GA4-91

An unknown diagnosis and a series of unfortunate events leading to an infant’s demise

Pukish J, Reddy S
Children's National Medical Center, Washington, DC, USA

INTRODUCTION

Effective communication is a central skill necessary for all health care providers, particularly during life threatening patient events. While the role of clear, decisive communication has been well established, the role of communication in formulating appropriate patient management strategies has been thoroughly examined. We present the tragic case of a patient that highlights the sad reality that medical error vulnerability is increased when healthcare team members are under stress or in high-task situations.

CASE PRESENTATION

A 4-month old 3.26 kg infant with mild hypotonia & failure to thrive, born full term via emergent c-section due to intrauterine growth restriction & oligohydramnios presented to outpatient neurology clinic for workup for her hypotonia. On exam, she was found to have increased work of breathing & cyanosis while crying. She was transferred to the ED & eventually to the PICU for deteriorating respiratory status.

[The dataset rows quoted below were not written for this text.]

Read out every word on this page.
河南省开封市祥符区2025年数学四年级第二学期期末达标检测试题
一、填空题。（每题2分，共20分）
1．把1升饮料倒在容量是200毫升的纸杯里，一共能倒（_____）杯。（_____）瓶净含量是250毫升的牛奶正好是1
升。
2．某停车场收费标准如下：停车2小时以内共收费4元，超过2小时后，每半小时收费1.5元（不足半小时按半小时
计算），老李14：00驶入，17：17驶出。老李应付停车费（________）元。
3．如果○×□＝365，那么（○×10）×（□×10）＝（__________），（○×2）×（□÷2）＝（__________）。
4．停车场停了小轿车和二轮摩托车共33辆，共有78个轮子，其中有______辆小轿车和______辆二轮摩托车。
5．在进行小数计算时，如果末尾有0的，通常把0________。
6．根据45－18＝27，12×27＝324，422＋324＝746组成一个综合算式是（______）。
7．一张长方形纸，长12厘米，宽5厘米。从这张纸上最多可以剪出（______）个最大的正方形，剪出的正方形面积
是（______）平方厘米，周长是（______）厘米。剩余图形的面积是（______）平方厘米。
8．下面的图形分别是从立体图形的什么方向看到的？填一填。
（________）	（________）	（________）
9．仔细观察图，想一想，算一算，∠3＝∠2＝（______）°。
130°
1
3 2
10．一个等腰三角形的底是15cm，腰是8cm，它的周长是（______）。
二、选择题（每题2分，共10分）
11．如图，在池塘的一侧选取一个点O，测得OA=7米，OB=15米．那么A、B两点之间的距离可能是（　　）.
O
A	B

Eighteen hours later, despite RAM Cannula & several doses of albuterol,the patient continued to demonstrate signs of impending respiratory failure. The PICU team made the decision to intubate, but after three failed attempts, called the anesthesia team for assistance. After two intubation attempts by the anesthesiologist, ENT was paged, however, the patient went into cardiac arrest & resuscitation was initiated, including placement of LMA during transit to the OR. During this period, the infant’s abdomen became tense & would not decompress despite numerous attempts at suctioning the stomach. Resuscitation continued in the OR, ENT attending placed a tongue stitch & 11 minutes later, secured a 3.0 cuffed ETT. The patient was transferred back to the PICU where she was pronounced dead.

DISCUSSION

An autopsy determined the cause of death to be severe laryngeal stenosis complicated by abrupt respiratory compromise associated with symptoms of an upper respiratory infection. Examination of respiratory tract revealed an anteriorly displaced larynx with edematous epiglottis & arytenoids, congenital laryngeal stenosis (2.0 mm), normally formed lungs with pulmonary edema &hemorrhage. Musculoskeletal survey revealed a short sternum, overlapping 2nd & 4th fingers & a prominent palmar crease, consistent with postmortem genetic testing of 22q deletion syndrome. While the patient clearly had airway anomalies that were the ultimate cause of her demise, there were several management opportunities that could have occurred during this tragic event that might have altered the outcome:

• 18 hours lapsed from the time of admission to decision to intubate. Should an elective intubation have been performed earlier?
• Should muscle relaxant have been avoided? Should initial attempt at airway have been made by a PICU attending or an anesthesiologist instead?
• Should a surgical airway or expanded airway management have been performed at bedside by ENT instead of going to the OR?